Samstag, 17. Januar 2009, 18:22 Uhr

Südkorea ganz verrückt nach Tom Cruise

Bevor Tom Cruise  am Dienstag in Berlin einreitet, befindet er sich im Rahmen der Promotion-Tour zu seinem höchst umstrittenen Stauffenberg-Film auf Good-Will-Tour durch eine Reihe Länder. Gestern Abend machte er Station in Seoul und gab – wie stets gewohnt – stundenlang Autogramme.

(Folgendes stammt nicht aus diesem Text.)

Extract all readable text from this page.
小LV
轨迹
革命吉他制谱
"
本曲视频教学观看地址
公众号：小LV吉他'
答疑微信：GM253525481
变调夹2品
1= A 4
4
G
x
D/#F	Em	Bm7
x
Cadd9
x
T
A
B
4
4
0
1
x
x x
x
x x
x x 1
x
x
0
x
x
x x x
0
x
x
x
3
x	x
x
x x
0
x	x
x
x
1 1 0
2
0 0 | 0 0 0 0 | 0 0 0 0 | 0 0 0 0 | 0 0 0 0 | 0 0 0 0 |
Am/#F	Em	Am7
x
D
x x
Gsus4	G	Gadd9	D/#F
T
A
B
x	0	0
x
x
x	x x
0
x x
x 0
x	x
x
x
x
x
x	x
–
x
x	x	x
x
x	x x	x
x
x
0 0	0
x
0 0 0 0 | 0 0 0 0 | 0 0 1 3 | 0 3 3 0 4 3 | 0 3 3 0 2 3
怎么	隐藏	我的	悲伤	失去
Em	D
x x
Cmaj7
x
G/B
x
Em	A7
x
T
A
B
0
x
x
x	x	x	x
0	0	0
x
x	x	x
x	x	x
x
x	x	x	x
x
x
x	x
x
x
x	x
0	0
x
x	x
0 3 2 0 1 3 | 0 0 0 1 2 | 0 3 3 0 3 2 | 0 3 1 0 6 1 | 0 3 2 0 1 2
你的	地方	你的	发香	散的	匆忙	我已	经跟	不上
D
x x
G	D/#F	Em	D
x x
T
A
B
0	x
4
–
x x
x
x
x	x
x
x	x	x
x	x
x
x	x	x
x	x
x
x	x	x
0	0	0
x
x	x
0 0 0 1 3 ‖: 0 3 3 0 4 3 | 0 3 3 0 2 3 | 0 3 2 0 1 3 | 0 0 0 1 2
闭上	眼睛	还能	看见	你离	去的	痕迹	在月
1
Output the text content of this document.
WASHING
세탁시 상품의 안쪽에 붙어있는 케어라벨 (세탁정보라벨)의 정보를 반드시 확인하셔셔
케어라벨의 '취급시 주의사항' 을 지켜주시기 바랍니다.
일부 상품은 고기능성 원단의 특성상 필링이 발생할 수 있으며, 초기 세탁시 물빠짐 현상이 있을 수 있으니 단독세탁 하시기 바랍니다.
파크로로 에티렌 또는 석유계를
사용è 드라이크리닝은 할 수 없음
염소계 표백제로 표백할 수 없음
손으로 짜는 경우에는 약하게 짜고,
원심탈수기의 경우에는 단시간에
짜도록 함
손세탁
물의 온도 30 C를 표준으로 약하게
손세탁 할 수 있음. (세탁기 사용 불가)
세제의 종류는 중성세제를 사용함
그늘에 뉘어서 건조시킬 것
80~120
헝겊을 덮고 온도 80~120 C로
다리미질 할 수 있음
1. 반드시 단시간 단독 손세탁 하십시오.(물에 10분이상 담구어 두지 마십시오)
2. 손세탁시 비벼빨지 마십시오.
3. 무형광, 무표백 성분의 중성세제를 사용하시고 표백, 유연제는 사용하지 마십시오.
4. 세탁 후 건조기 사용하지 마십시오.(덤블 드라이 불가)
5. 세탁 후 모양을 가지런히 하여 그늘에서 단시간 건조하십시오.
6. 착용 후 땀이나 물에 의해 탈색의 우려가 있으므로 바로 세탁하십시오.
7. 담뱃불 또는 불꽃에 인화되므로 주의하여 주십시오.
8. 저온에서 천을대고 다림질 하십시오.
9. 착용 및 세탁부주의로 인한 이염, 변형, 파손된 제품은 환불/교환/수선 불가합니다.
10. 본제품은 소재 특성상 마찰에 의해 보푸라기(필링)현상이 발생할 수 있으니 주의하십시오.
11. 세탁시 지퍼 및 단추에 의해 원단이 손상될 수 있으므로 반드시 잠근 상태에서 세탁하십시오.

Dem Magazin “Focuis” sagte der 46-Jährige: „Ich sehe mich als Filmemacher, und da ging es mir darum, eine wichtige Geschichte zu erzählen, die ich so noch nie gesehen habe. Und damit in Amerika und im Rest der Welt Leute zu konfrontieren, die glauben, alle Deutschen seien Nazis und am Holocaust beteiligt gewesen.” Von der Aufregung in Deutschland sei er überrascht gewesen: „Ich persönlich habe das auch nie so erfahren”, erklärte der Hollywood-Star. „Wir, unser Team und meine Familie, sind wunderbar in Deutschland behandelt worden. Wir hatten eine tolle Zeit in Babelsberg und haben auch im Alltag, auf der Straße, immer nur positive Erfahrungen gemacht. Das muss man einfach von den Dingen trennen, die da gesagt oder geschrieben wurden.”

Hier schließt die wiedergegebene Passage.